Chaque samedi, l’historien Fabrice d’Almeida nous offre une nouvelle perspective sur l’actualité.
La déclaration de politique générale est une pratique parlementaire ancienne qui, sous la IIIe et la IVe Républiques, portait le nom d’investiture. Un nouveau chef de gouvernement, nommé par le président, devait se présenter devant la Chambre des députés pour exposer son programme et obtenir une majorité de voix. La Ve République a conservé l’idée de cette présentation, mais le gouvernement n’est plus tenu de mettre sa responsabilité en jeu. Il peut rester en fonction sans passer par un vote, comme ce sera le cas le mardi 1er octobre pour l’administration de Michel Barnier.
Certaines de ces déclarations de politique générale de la Ve République ont laissé une trace durable : la première, avec Michel Debré, qui a inauguré cet exercice en 1959. Mais je souhaite mettre en lumière un moment particulièrement émouvant, survenu dix ans plus tard, lorsque Jacques Chaban-Delmas apparaît devant l’Assemblée en 1969. Il rappelle alors qu’il a présidé cette assemblée pendant dix ans, recevant des signes d’amitié des députés.
Le « renouveau » de Mauroy, le rêve de Rocard, la voix d’Édith Cresson…
Le sentiment d’un changement important est palpable après la victoire de François Mitterrand lors de l’élection présidentielle de 1981. En juillet, devant les députés, Pierre Mauroy parle d’une nouvelle ère de « renouveau ». Toujours sous la présidence de François Mitterrand, Jacques Chirac, en 1986, engage aisément la responsabilité de son gouvernement avec sa nouvelle majorité.

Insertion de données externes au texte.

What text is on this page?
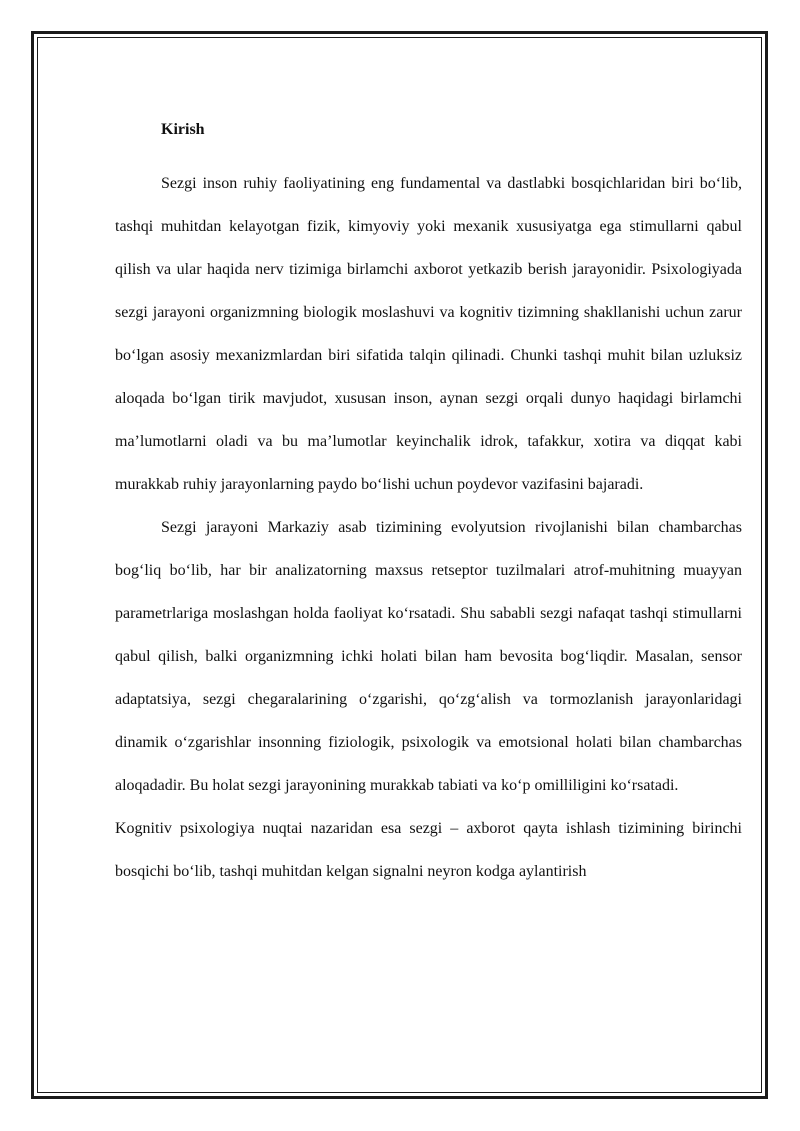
Kirish

Sezgi inson ruhiy faoliyatining eng fundamental va dastlabki bosqichlaridan biri bo‘lib, tashqi muhitdan kelayotgan fizik, kimyoviy yoki mexanik xususiyatga ega stimullarni qabul qilish va ular haqida nerv tizimiga birlamchi axborot yetkazib berish jarayonidir. Psixologiyada sezgi jarayoni organizmning biologik moslashuvi va kognitiv tizimning shakllanishi uchun zarur bo‘lgan asosiy mexanizmlardan biri sifatida talqin qilinadi. Chunki tashqi muhit bilan uzluksiz aloqada bo‘lgan tirik mavjudot, xususan inson, aynan sezgi orqali dunyo haqidagi birlamchi ma’lumotlarni oladi va bu ma’lumotlar keyinchalik idrok, tafakkur, xotira va diqqat kabi murakkab ruhiy jarayonlarning paydo bo‘lishi uchun poydevor vazifasini bajaradi.

Sezgi jarayoni Markaziy asab tizimining evolyutsion rivojlanishi bilan chambarchas bog‘liq bo‘lib, har bir analizatorning maxsus retseptor tuzilmalari atrof-muhitning muayyan parametrlariga moslashgan holda faoliyat ko‘rsatadi. Shu sababli sezgi nafaqat tashqi stimullarni qabul qilish, balki organizmning ichki holati bilan ham bevosita bog‘liqdir. Masalan, sensor adaptatsiya, sezgi chegaralarining o‘zgarishi, qo‘zg‘alish va tormozlanish jarayonlaridagi dinamik o‘zgarishlar insonning fiziologik, psixologik va emotsional holati bilan chambarchas aloqadadir. Bu holat sezgi jarayonining murakkab tabiati va ko‘p omilliligini ko‘rsatadi.

Kognitiv psixologiya nuqtai nazaridan esa sezgi – axborot qayta ishlash tizimining birinchi bosqichi bo‘lib, tashqi muhitdan kelgan signalni neyron kodga aylantirish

Quant à Michel Rocard, en 1988, il se conçoit comme un nouveau Martin Luther King et commence son discours en déclamant : « Je rêve d’un pays… »
En 1991, Edith Cresson, première femme à être nommée Première ministre et donc à effectuer cet exercice de déclaration de politique générale, se voit critiquée (avec une touche de misogynie) pour sa voix et la qualité sonore de l’Assemblée.
Plus récemment, la déclaration d’Édouard Philippe en 2017 est parmi les rares à faire référence à celles de ses prédécesseurs. Michel Barnier, mardi, s’inscrira dans cette longue tradition. Malgré l’absence d’une majorité, il visera probablement la continuité en proposant des mesures clés et tentera de convaincre l’opinion publique au-delà du Parlement.